The popular SDV8 diesel unit also makes a welcome return. With 332bhp and a mighty 700Nm of torque, it can crack 60mph in 6.5 seconds. There are further diesel and petrol units to pick from, but of more interest will be the hybrid which is set to arrive later this year and combines a 3.0-litre diesel engine with a 50kw battery – a big leap forward for the model.
However, it's that weight saving that Land Rover says will have a dramatic affect on the driving dynamics. The promotional video (below) shows the car power-sliding around a rally course and on the race track and Land Rover is adamant it's just at home in either situations.

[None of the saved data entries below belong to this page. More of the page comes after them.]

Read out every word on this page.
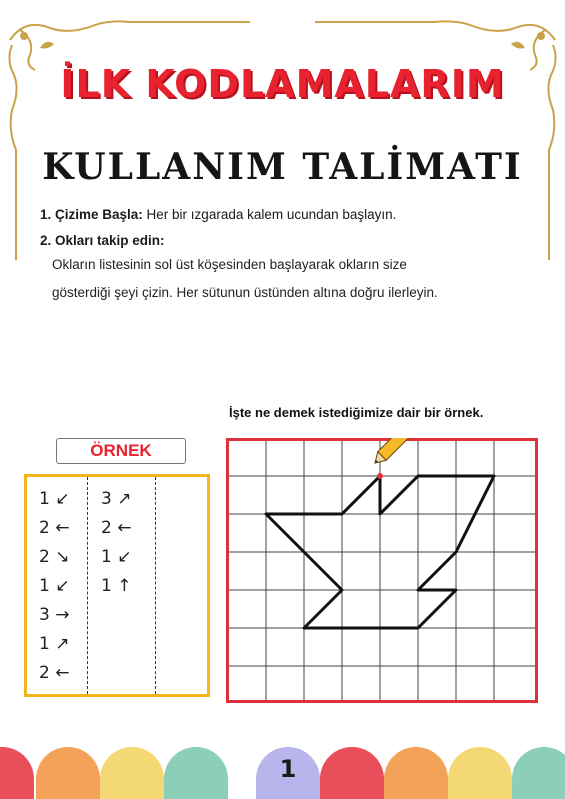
İLK KODLAMALARIM
KULLANIM TALİMATI
1. Çizime Başla: Her bir ızgarada kalem ucundan başlayın.
2. Okları takip edin:
Okların listesinin sol üst köşesinden başlayarak okların size
gösterdiği şeyi çizin. Her sütunun üstünden altına doğru ilerleyin.
İşte ne demek istediğimize dair bir örnek.
ÖRNEK
1 ↙
2 ←
2 ↘
1 ↙
3 →
1 ↗
2 ←
3 ↗
2 ←
1 ↙
1 ↑
1
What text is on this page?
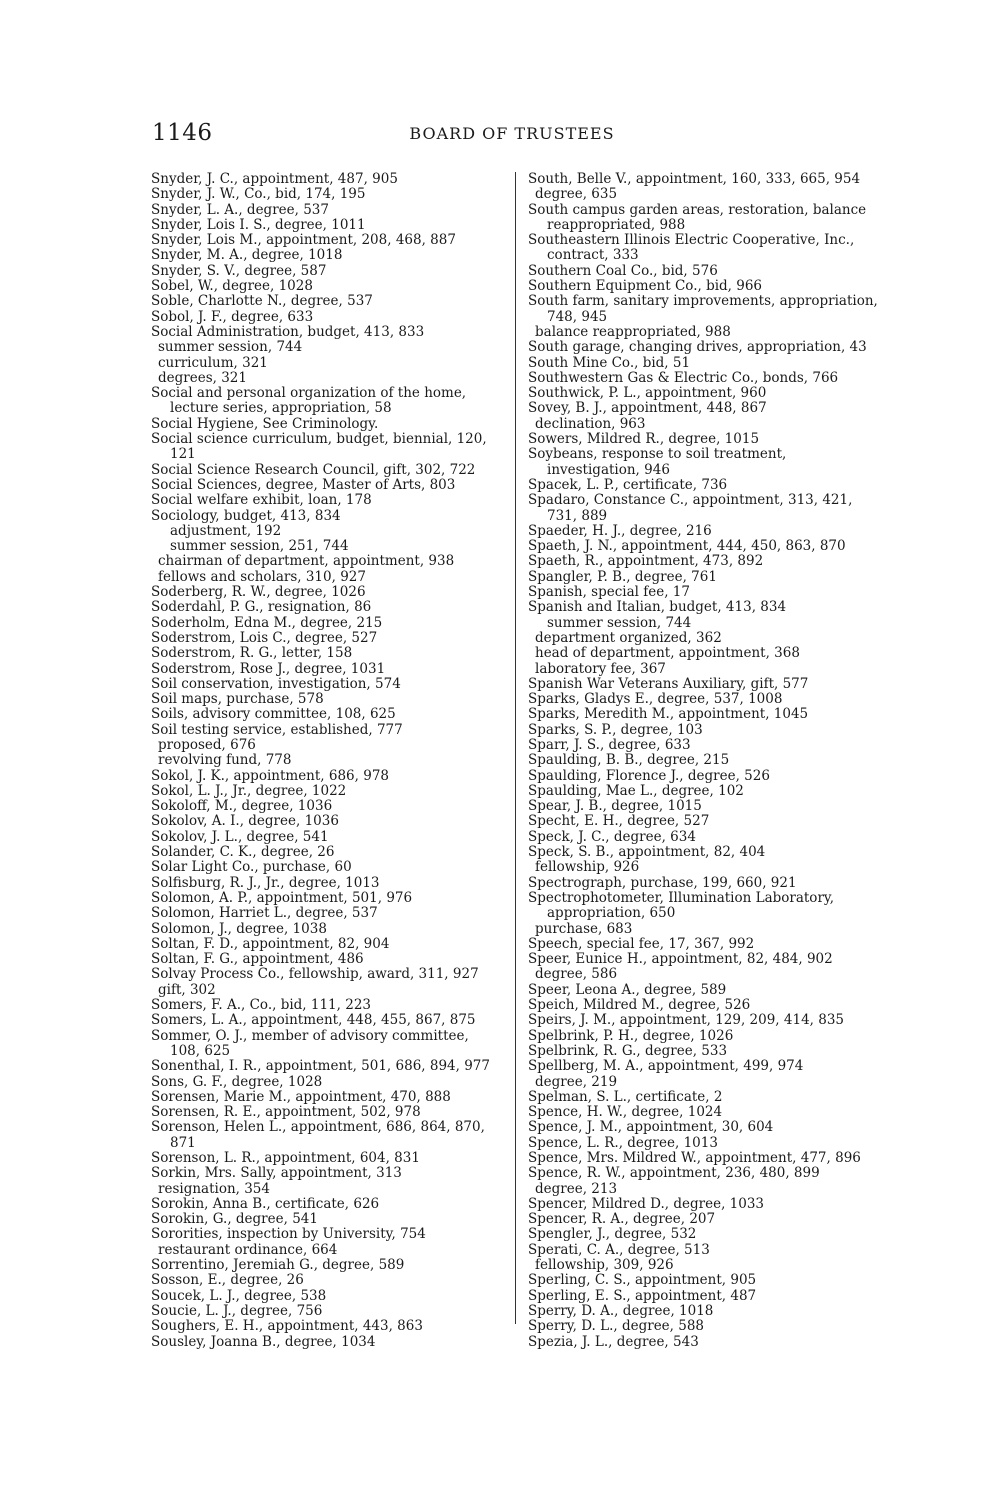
1146	BOARD OF TRUSTEES

Snyder, J. C., appointment, 487, 905

Snyder, J. W., Co., bid, 174, 195

Snyder, L. A., degree, 537

Snyder, Lois I. S., degree, 1011

Snyder, Lois M., appointment, 208, 468, 887

Snyder, M. A., degree, 1018

Snyder, S. V., degree, 587

Sobel, W., degree, 1028

Soble, Charlotte N., degree, 537

Sobol, J. F., degree, 633

Social Administration, budget, 413, 833

summer session, 744

curriculum, 321

degrees, 321

Social and personal organization of the home, lecture series, appropriation, 58

Social Hygiene, See Criminology.

Social science curriculum, budget, biennial, 120, 121

Social Science Research Council, gift, 302, 722

Social Sciences, degree, Master of Arts, 803

Social welfare exhibit, loan, 178

Sociology, budget, 413, 834

adjustment, 192

summer session, 251, 744

chairman of department, appointment, 938

fellows and scholars, 310, 927

Soderberg, R. W., degree, 1026

Soderdahl, P. G., resignation, 86

Soderholm, Edna M., degree, 215

Soderstrom, Lois C., degree, 527

Soderstrom, R. G., letter, 158

Soderstrom, Rose J., degree, 1031

Soil conservation, investigation, 574

Soil maps, purchase, 578

Soils, advisory committee, 108, 625

Soil testing service, established, 777

proposed, 676

revolving fund, 778

Sokol, J. K., appointment, 686, 978

Sokol, L. J., Jr., degree, 1022

Sokoloff, M., degree, 1036

Sokolov, A. I., degree, 1036

Sokolov, J. L., degree, 541

Solander, C. K., degree, 26

Solar Light Co., purchase, 60

Solfisburg, R. J., Jr., degree, 1013

Solomon, A. P., appointment, 501, 976

Solomon, Harriet L., degree, 537

Solomon, J., degree, 1038

Soltan, F. D., appointment, 82, 904

Soltan, F. G., appointment, 486

Solvay Process Co., fellowship, award, 311, 927

gift, 302

Somers, F. A., Co., bid, 111, 223

Somers, L. A., appointment, 448, 455, 867, 875

Sommer, O. J., member of advisory committee, 108, 625

Sonenthal, I. R., appointment, 501, 686, 894, 977

Sons, G. F., degree, 1028

Sorensen, Marie M., appointment, 470, 888

Sorensen, R. E., appointment, 502, 978

Sorenson, Helen L., appointment, 686, 864, 870, 871

Sorenson, L. R., appointment, 604, 831

Sorkin, Mrs. Sally, appointment, 313

resignation, 354

Sorokin, Anna B., certificate, 626

Sorokin, G., degree, 541

Sororities, inspection by University, 754

restaurant ordinance, 664

Sorrentino, Jeremiah G., degree, 589

Sosson, E., degree, 26

Soucek, L. J., degree, 538

Soucie, L. J., degree, 756

Soughers, E. H., appointment, 443, 863

Sousley, Joanna B., degree, 1034

South, Belle V., appointment, 160, 333, 665, 954

degree, 635

South campus garden areas, restoration, balance reappropriated, 988

Southeastern Illinois Electric Cooperative, Inc., contract, 333

Southern Coal Co., bid, 576

Southern Equipment Co., bid, 966

South farm, sanitary improvements, appropriation, 748, 945

balance reappropriated, 988

South garage, changing drives, appropriation, 43

South Mine Co., bid, 51

Southwestern Gas & Electric Co., bonds, 766

Southwick, P. L., appointment, 960

Sovey, B. J., appointment, 448, 867

declination, 963

Sowers, Mildred R., degree, 1015

Soybeans, response to soil treatment, investigation, 946

Spacek, L. P., certificate, 736

Spadaro, Constance C., appointment, 313, 421, 731, 889

Spaeder, H. J., degree, 216

Spaeth, J. N., appointment, 444, 450, 863, 870

Spaeth, R., appointment, 473, 892

Spangler, P. B., degree, 761

Spanish, special fee, 17

Spanish and Italian, budget, 413, 834

summer session, 744

department organized, 362

head of department, appointment, 368

laboratory fee, 367

Spanish War Veterans Auxiliary, gift, 577

Sparks, Gladys E., degree, 537, 1008

Sparks, Meredith M., appointment, 1045

Sparks, S. P., degree, 103

Sparr, J. S., degree, 633

Spaulding, B. B., degree, 215

Spaulding, Florence J., degree, 526

Spaulding, Mae L., degree, 102

Spear, J. B., degree, 1015

Specht, E. H., degree, 527

Speck, J. C., degree, 634

Speck, S. B., appointment, 82, 404

fellowship, 926

Spectrograph, purchase, 199, 660, 921

Spectrophotometer, Illumination Laboratory, appropriation, 650

purchase, 683

Speech, special fee, 17, 367, 992

Speer, Eunice H., appointment, 82, 484, 902

degree, 586

Speer, Leona A., degree, 589

Speich, Mildred M., degree, 526

Speirs, J. M., appointment, 129, 209, 414, 835

Spelbrink, P. H., degree, 1026

Spelbrink, R. G., degree, 533

Spellberg, M. A., appointment, 499, 974

degree, 219

Spelman, S. L., certificate, 2

Spence, H. W., degree, 1024

Spence, J. M., appointment, 30, 604

Spence, L. R., degree, 1013

Spence, Mrs. Mildred W., appointment, 477, 896

Spence, R. W., appointment, 236, 480, 899

degree, 213

Spencer, Mildred D., degree, 1033

Spencer, R. A., degree, 207

Spengler, J., degree, 532

Sperati, C. A., degree, 513

fellowship, 309, 926

Sperling, C. S., appointment, 905

Sperling, E. S., appointment, 487

Sperry, D. A., degree, 1018

Sperry, D. L., degree, 588

Spezia, J. L., degree, 543
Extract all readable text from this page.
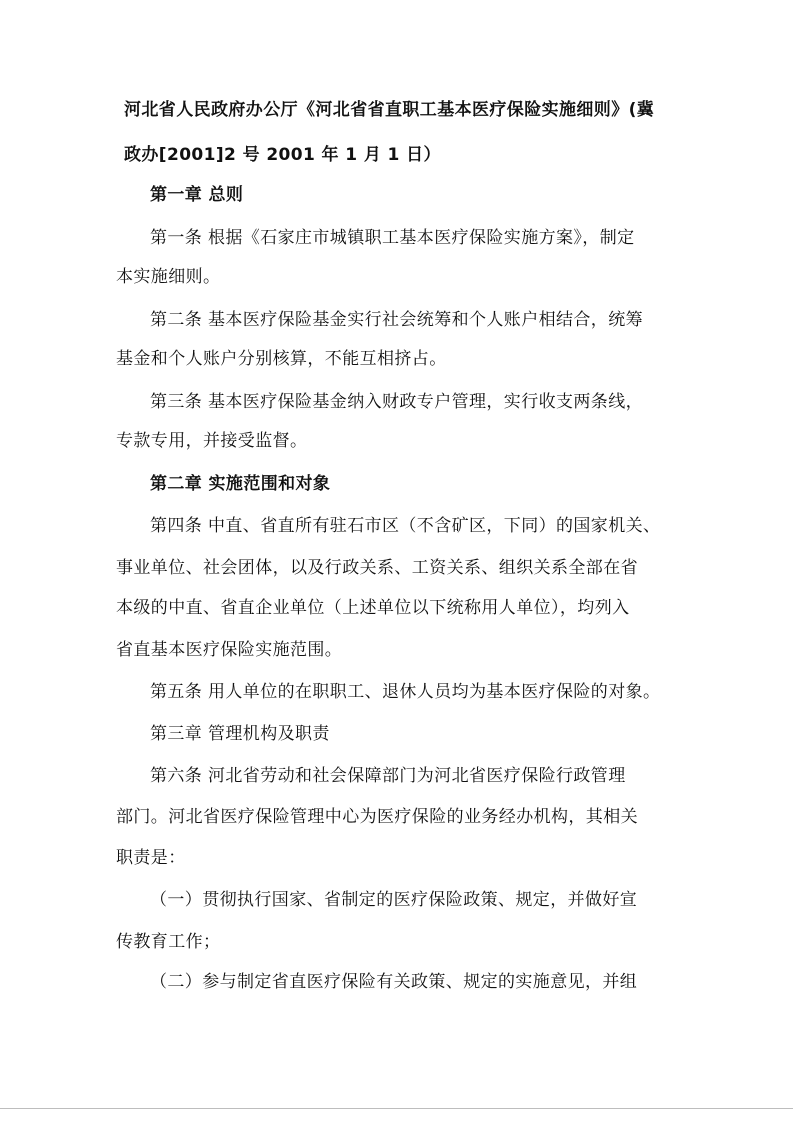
河北省人民政府办公厅《河北省省直职工基本医疗保险实施细则》(冀
政办[2001]2 号 2001 年 1 月 1 日）
第一章 总则
第一条 根据《石家庄市城镇职工基本医疗保险实施方案》，制定
本实施细则。
第二条 基本医疗保险基金实行社会统筹和个人账户相结合，统筹
基金和个人账户分别核算，不能互相挤占。
第三条 基本医疗保险基金纳入财政专户管理，实行收支两条线，
专款专用，并接受监督。
第二章 实施范围和对象
第四条 中直、省直所有驻石市区（不含矿区，下同）的国家机关、
事业单位、社会团体，以及行政关系、工资关系、组织关系全部在省
本级的中直、省直企业单位（上述单位以下统称用人单位），均列入
省直基本医疗保险实施范围。
第五条 用人单位的在职职工、退休人员均为基本医疗保险的对象。
第三章 管理机构及职责
第六条 河北省劳动和社会保障部门为河北省医疗保险行政管理
部门。河北省医疗保险管理中心为医疗保险的业务经办机构，其相关
职责是：
（一）贯彻执行国家、省制定的医疗保险政策、规定，并做好宣
传教育工作；
（二）参与制定省直医疗保险有关政策、规定的实施意见，并组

Clever new technology on the Range Rover Sport includes an iPhone and Android app that lets you connect with the car. It can guide you back to where you parked it, tell you how much fuel is left, file company car mileages via email and even alert you if it thinks it's about to be nicked.
The clever kit includes in-car wi-fi for up to eight devices, a tracking system to aid recovery and the ability to dial emergency services and alert them to your location in the event of a crash.
A camera on the front of the car reads road signs as you pass them – displaying speed limits and over-taking restrictions on the dash – and there's a head-up display that shows speed and navigation instructions.
Parking scrapes can also be avoided with a warning system that tells you if a car is coming while reversing out of a bay and an alarm can tell you if you're wading too deep in the water (a dip in anything over 850mm could result in big bills).
Larger families will be pleased to hear there's now a seven-seat option too. The seats are only really for kids, but electrically rise and lower from the flat floor. The tailgate is also electrically powered, while the doors now have a soft-close option, just like your kitchen drawers.
Inside the designers have worked hard to make it even more luxurious – with more metal on show and a higher, wraparound dash. The centre console is even chilled – and fits a full bottle of champagne in it. Perfect for the target market... There's a 23-speaker stereo system and rear seat entertainment options, too.
Pricing, as you'd expect, is rather premium. The top-of-the-range supercharged V8 costs £81,550 with entry level models a "more affordable" £51,550. Time to visit the bank manager we reckon... because this is one highly desirable car.